Giant metal spools wrapped with a spiral of cloth hang above the vats, one of them white, the others a deep, almost impenetrable indigo blue. Koó wears a blue waistcoat over a darker, indigo shirt, the cloth of which is decorated with small diamond-shaped clusters of white dots, and a plain blue apron. His hair is swept back from his brow, and in his hands he holds two small cakes of deep blue Indian indigo, the tips of his fingers stained a tell-tale faded blue.
Josef is a Blaudruck textile artist, continuing a tradition of indigo dyeing which stretches back several hundred years. “I learnt from my father, who learnt from his father,” he says. It was Josef’s grandfather (also called Josef) who founded Blaudruckerei Koó in 1921.

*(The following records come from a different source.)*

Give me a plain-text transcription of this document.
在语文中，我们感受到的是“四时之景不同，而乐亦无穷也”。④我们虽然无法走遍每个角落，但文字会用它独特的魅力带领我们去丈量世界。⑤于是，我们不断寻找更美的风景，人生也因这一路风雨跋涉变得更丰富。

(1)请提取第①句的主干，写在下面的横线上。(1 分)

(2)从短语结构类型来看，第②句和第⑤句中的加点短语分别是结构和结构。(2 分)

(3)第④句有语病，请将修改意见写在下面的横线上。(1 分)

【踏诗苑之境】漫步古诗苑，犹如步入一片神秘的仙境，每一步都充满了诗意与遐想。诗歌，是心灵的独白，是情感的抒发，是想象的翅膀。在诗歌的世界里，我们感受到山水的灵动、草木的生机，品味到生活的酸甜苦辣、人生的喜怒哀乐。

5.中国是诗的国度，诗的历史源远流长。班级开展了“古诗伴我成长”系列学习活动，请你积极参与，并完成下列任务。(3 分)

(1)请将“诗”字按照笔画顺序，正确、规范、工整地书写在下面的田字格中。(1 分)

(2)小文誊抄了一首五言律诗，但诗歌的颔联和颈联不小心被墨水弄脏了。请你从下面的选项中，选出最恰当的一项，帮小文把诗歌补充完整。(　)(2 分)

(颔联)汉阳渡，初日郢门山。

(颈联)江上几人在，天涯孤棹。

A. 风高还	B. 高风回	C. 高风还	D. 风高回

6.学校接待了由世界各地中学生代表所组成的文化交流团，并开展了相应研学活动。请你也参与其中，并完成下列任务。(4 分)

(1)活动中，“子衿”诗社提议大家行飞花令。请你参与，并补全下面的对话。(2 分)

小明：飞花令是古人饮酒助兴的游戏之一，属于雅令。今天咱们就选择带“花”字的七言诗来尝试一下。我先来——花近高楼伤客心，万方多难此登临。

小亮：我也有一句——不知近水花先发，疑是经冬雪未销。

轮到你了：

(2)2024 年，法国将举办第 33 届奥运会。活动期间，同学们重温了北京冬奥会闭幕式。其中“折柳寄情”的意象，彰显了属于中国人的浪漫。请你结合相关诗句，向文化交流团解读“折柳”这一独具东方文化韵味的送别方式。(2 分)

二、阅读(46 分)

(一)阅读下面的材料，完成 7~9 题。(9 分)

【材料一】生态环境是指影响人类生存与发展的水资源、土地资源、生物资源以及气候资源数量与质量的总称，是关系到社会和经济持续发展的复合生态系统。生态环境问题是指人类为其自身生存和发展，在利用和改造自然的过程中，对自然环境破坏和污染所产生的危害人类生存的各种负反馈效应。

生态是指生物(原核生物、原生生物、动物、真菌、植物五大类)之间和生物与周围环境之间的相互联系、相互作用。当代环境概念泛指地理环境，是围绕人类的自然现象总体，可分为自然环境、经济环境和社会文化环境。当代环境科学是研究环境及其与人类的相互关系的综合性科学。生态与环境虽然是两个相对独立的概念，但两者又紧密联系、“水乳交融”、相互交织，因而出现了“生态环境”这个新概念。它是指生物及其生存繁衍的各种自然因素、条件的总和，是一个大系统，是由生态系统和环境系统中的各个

“Back then, it was the cheapest form of apprenticeship,” he explains matter-of-factly. The current Josef Koó studied graphic design in Vienna, and had an office there, but when his father died he took over the business in Steinberg with his wife, who is also a painter. A hundred years ago there were many, many indigo dyers in this part of Burgenland. Today, the Koó family are the last ones upholding this regional craft tradition.

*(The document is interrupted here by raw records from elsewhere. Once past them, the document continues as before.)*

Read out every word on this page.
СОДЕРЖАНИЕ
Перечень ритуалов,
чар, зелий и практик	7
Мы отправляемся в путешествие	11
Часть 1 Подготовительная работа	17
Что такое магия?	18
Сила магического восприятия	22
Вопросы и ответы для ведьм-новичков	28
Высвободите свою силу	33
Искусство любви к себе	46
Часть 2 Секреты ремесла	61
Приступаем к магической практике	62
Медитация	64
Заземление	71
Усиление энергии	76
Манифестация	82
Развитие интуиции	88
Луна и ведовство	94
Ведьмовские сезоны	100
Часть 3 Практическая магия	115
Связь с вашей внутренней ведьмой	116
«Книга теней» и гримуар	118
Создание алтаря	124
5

Blaudruck — a German word which translates as ‘blue printing’ — is the art of resist block printing and indigo dyeing on cloth. The decorative pattern, of which there are a huge number and variety, is first ‘reserved’ on the cloth using a dye-resistant resin which is mixed into a paste (known as Papp in German), then imprinted onto the cloth by hand using wooden blocks ( Druckmodels) or wooden rollers.

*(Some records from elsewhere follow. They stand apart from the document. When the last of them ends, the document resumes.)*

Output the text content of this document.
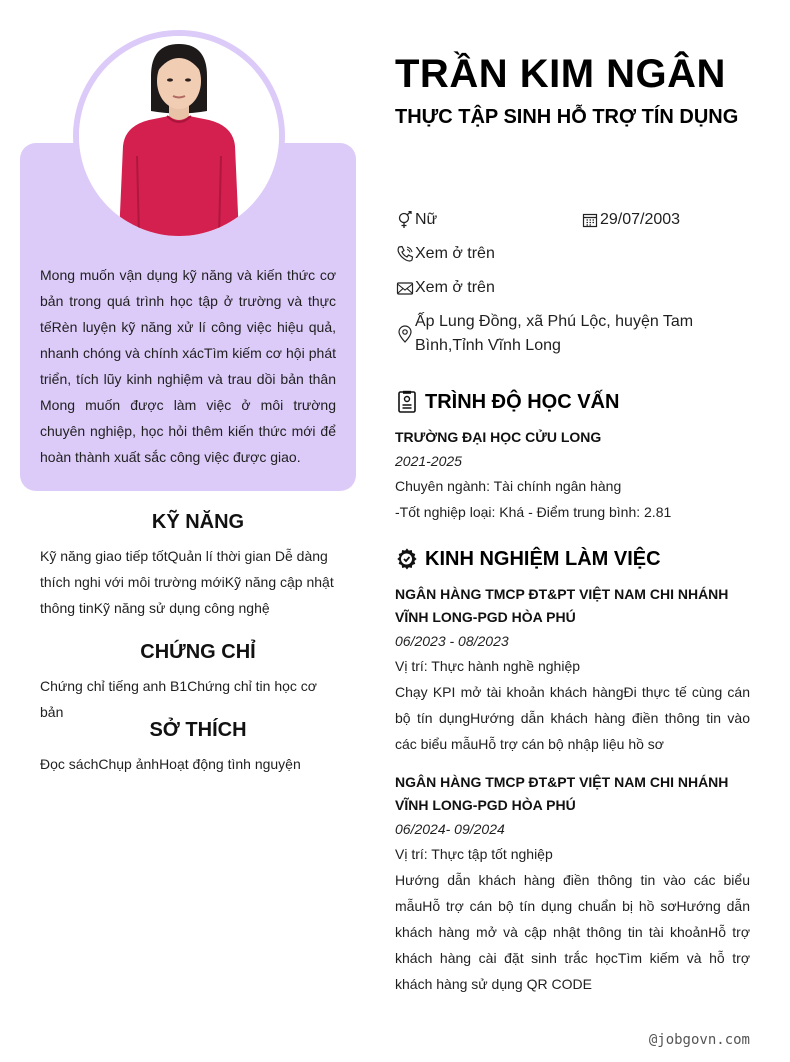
Mong muốn vận dụng kỹ năng và kiến thức cơ bản trong quá trình học tập ở trường và thực tếRèn luyện kỹ năng xử lí công việc hiệu quả, nhanh chóng và chính xácTìm kiếm cơ hội phát triển, tích lũy kinh nghiệm và trau dồi bản thân Mong muốn được làm việc ở môi trường chuyên nghiệp, học hỏi thêm kiến thức mới để hoàn thành xuất sắc công việc được giao.

KỸ NĂNG

Kỹ năng giao tiếp tốtQuản lí thời gian Dễ dàng thích nghi với môi trường mớiKỹ năng cập nhật thông tinKỹ năng sử dụng công nghệ

CHỨNG CHỈ

Chứng chỉ tiếng anh B1Chứng chỉ tin học cơ bản

SỞ THÍCH

Đọc sáchChụp ảnhHoạt động tình nguyện

TRẦN KIM NGÂN
THỰC TẬP SINH HỖ TRỢ TÍN DỤNG
Nữ	29/07/2003
Xem ở trên
Xem ở trên
Ấp Lung Đồng, xã Phú Lộc, huyện Tam Bình,Tỉnh Vĩnh Long
TRÌNH ĐỘ HỌC VẤN
TRƯỜNG ĐẠI HỌC CỬU LONG
2021-2025
Chuyên ngành: Tài chính ngân hàng
-Tốt nghiệp loại: Khá - Điểm trung bình: 2.81
KINH NGHIỆM LÀM VIỆC
NGÂN HÀNG TMCP ĐT&PT VIỆT NAM CHI NHÁNH VĨNH LONG-PGD HÒA PHÚ
06/2023 - 08/2023
Vị trí: Thực hành nghề nghiệp
Chạy KPI mở tài khoản khách hàngĐi thực tế cùng cán bộ tín dụngHướng dẫn khách hàng điền thông tin vào các biểu mẫuHỗ trợ cán bộ nhập liệu hồ sơ
NGÂN HÀNG TMCP ĐT&PT VIỆT NAM CHI NHÁNH VĨNH LONG-PGD HÒA PHÚ
06/2024- 09/2024
Vị trí: Thực tập tốt nghiệp
Hướng dẫn khách hàng điền thông tin vào các biểu mẫuHỗ trợ cán bộ tín dụng chuẩn bị hồ sơHướng dẫn khách hàng mở và cập nhật thông tin tài khoảnHỗ trợ khách hàng cài đặt sinh trắc họcTìm kiếm và hỗ trợ khách hàng sử dụng QR CODE
@jobgovn.com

The cloth is then stretched over a star-shaped metal frame or spool, to which it is attached by small brass hooks as the spool is rotated, leaving a characteristic series of small holes along the edge of the finished cloth, and left suspended to dry. The Papp is allowed a period of two to three weeks to dry sufficiently, a step known as hardening ( versteinern in German). After this the cloth, still stretched on its frame, is immersed several times in a vat of indigo dye (made from water mixed with indigo and lime), each time for ten minutes and leaving a pause between each immersion.
The first time the cloth is lifted from the vat, it turns a yellowish green, then over subsequent immersions it turns an increasingly intense, pure indigo. Between seven and ten immersions are required, depending on the depth and intensity of indigo required. Finally, after initial drying, the cloth is washed in another vat — but whereas the indigo vats are cold, this last one is hot, so the resin dissolves and is washed away, leaving the pattern reserved on the undyed areas of cloth. Then the cloth is hung to dry — the Koó family hang the finished cloth on washing lines in the garden. To ensure the cloth can dry, the main season for indigo dyeing is March to October, when the weather is a little more predictable. The prolonged drying time often left the indigo dyer with time on his hands — time sometimes spent at the local pub, giving rise to the German expression blau machen, meaning to take a break from work.